Du vers 55 « vils, dégradés, flétris, bourgeois… » au vers 81 « Je nommai le cochon par son nom, pourquoi pas ?« 

A – Victor Hugo fait apparaître les écrivains « classiques »

Victor Hugo fait revivre la galerie des écrivains illustres (« Molière », « Racine », « Corneille », « Voltaire ») en mettant en valeur leur classification selon les canons de l’Art poétique de Boileau.

C’est une véritable mise en scène comique des auteurs classiques comme le montrent les adjectifs décalés « bonhomme Corneille » et les verbes d’action : « Racine regardait« , « Voltaire criait« .

B – L’arrivée du romantisme

Après avoir fait revivre les écrivains illustres, Victor Hugo met en scène l‘avènement du romantisme par l’irruption du « je » au vers 61 : « Alors brigand, je vins« .

L’apposition « brigand » donne l’impression que l’écrivain romantique entre par effraction sur la scène littéraire comme l’a fait Victor Hugo lui-même quatre ans avant dans la bataille d’Hernani.

L’anacoluthe « Alors, brigand, je vins ; je m’écriais : Pourquoi » et les ruptures rythmiques (2/2/2//4/2) montrent l’onde de choc créée par le romantisme littéraire.

Les pronoms démonstratifs « Ceux-ci » et « ceux-là » au vers 62 suggèrent une hiérarchie maintenue par l’Académie française que le romantisme vient perturber.

L’Académie devient une allégorie de la vieillesse comme le montre le champ lexical de la vieillesse : « aïeule », « douairière », « jupons », « vieux ».

C – Un 1789 des Lettres

Victor Hugo fait alors un parallélisme entre la bataille romantique et la Révolution française de 1789.

Pour Victor Hugo, la bataille romantique est en effet la traduction littéraire de la Révolution.

Le champ lexical de la Révolution et la première personne du singulier transforme Victor Hugo en grand orateur de 1789 : « Je fis souffler un vent révolutionnaire« , « Je mis un bonnet rouge au vieux dictionnaire« .

A travers le mode exclamatif et des phrases nominales « Plus de mot sénateur ! plus de mot roturier ! », Victor Hugo replace le lecteur en pleine révolution.

Au vers 69, « je fis une tempête au fond de l’encrier« , Victor Hugo fait de l’ « encrier » la métaphore du monde, un monde vieilli, marqué par l’immobilisme et qu’il veut mettre en mouvement.

L’antithèse « blanc/noir » au vers 71 fait du romantique (blanc) une esthétique du choc, à l’opposé  de la mesure classique (noir) :  « Au peuple noir ces mots l’essaim blanc des idées ». Le romantisme est une esthétique qui crée la surprise et le contraste.

Le terme « idées » souligne que le romantisme est une littérature militante, une bataille des idées.

Les figures de style (« Syllepse, hypallage, litote » v.74) qui créent une aristocratie du langage sont rejetés.

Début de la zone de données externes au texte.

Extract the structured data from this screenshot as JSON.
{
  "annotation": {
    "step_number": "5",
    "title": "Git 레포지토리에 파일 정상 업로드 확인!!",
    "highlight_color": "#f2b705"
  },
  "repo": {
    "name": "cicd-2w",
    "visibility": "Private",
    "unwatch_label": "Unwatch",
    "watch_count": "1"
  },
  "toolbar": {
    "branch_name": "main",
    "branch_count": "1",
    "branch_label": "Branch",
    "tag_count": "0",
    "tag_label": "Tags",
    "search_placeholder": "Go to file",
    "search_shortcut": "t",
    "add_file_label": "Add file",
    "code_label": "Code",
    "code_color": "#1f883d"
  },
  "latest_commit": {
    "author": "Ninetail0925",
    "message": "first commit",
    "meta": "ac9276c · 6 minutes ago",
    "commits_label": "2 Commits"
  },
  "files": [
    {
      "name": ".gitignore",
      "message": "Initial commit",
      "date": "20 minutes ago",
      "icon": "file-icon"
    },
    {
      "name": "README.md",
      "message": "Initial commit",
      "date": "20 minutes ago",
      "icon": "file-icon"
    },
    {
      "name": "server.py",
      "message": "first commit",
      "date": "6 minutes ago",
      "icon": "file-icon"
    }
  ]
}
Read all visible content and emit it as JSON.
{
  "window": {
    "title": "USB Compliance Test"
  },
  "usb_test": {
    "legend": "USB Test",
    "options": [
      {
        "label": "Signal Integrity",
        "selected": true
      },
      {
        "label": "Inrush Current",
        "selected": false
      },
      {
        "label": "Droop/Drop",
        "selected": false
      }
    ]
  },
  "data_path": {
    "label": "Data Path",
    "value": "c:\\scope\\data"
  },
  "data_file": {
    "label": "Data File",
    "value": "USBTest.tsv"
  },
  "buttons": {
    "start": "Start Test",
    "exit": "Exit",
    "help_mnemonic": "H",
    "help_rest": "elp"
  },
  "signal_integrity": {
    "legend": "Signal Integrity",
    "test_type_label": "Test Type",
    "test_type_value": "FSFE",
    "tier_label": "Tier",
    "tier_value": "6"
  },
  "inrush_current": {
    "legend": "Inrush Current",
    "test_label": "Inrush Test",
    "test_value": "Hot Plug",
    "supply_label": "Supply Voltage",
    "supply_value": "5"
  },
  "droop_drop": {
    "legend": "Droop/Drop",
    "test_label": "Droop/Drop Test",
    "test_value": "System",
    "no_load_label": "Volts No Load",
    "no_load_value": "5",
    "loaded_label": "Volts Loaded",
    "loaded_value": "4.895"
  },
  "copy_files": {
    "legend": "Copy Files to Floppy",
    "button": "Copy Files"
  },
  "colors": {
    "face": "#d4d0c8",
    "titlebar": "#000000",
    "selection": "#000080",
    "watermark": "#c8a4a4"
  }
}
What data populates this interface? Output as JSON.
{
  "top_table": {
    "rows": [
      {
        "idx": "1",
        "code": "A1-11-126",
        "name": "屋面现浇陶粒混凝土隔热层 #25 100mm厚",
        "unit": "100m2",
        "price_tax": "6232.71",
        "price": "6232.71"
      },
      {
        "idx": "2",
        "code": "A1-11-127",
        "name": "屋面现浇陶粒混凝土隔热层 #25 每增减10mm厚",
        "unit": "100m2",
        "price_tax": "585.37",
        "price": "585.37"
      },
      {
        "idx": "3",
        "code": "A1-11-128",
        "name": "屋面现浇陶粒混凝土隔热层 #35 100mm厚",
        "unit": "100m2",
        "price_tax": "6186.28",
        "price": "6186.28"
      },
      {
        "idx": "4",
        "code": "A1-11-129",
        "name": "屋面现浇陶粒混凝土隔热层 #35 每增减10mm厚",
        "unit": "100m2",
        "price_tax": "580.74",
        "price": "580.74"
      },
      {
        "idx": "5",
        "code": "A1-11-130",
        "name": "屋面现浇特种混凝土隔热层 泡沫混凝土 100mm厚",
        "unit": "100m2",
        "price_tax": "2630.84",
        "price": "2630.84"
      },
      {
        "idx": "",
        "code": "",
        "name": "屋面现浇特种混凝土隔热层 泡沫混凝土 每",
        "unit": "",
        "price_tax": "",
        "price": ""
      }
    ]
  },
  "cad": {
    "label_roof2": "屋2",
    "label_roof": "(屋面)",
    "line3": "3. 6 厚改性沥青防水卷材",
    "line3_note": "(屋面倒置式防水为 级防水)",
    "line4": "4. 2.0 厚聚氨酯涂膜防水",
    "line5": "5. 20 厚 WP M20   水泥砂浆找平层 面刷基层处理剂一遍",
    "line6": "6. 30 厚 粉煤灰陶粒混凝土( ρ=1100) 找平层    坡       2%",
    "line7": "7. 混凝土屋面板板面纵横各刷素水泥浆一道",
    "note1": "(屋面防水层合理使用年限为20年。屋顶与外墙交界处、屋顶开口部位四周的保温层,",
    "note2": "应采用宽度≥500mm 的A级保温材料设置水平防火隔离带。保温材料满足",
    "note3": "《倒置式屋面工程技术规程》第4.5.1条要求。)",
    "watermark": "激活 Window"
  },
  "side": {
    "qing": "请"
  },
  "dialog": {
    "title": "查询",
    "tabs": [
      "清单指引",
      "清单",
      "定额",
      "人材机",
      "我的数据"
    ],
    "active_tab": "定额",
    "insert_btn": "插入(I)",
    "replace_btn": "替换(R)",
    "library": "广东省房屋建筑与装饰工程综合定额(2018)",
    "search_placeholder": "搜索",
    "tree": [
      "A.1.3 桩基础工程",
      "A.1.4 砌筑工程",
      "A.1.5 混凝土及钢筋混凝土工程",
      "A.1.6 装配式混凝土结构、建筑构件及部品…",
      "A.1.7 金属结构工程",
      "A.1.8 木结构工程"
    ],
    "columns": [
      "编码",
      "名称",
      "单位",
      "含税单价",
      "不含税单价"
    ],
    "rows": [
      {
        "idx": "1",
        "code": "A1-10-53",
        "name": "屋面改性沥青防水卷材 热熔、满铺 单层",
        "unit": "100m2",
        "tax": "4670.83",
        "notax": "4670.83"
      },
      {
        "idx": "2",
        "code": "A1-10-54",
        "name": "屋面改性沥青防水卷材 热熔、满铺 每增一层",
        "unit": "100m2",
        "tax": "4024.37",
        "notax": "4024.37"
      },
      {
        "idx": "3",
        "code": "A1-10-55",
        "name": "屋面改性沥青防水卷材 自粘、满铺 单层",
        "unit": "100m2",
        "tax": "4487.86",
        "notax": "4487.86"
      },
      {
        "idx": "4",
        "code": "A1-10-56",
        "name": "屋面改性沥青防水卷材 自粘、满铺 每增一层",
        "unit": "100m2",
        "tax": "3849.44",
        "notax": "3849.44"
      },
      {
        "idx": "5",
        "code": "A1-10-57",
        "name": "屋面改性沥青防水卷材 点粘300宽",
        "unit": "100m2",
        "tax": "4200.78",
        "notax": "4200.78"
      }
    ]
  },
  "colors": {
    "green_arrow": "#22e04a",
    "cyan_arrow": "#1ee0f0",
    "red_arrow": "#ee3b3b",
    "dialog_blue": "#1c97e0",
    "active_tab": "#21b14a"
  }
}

Le verbe « Frémirent » en position de rejet au vers 75 suggère une crainte de l’ancien monde.

Victor Hugo continue à se mettre en scène en révolutionnaire au vers 76 : « Et déclarai les mots égaux, libres, majeurs ».

L’énumération « Tous ces tigres, les huns, les scythes et les daces » souligne que Victor Hugo se montre plus audacieux que ces peuples réputés barbares, tournés en dérision par le terme « toutous« .

Victor Hugo met ainsi en valeur sa propre bravoure.

Le « cercle » (v.80) hors duquel bondit V. Hugo symbolise l’interdit de nommer les choses par leur nom.

Victor Hugo critique le langage académique qui ne sait pas nommer le réel : « Je nommais le cochon par son nom ».

Réponse à un acte d’accusation, V. Hugo, conclusion

Victor Hugo affirme dans « Réponse à une acte d’accusation » l’esthétique romantique qui souhaite la libération du langage.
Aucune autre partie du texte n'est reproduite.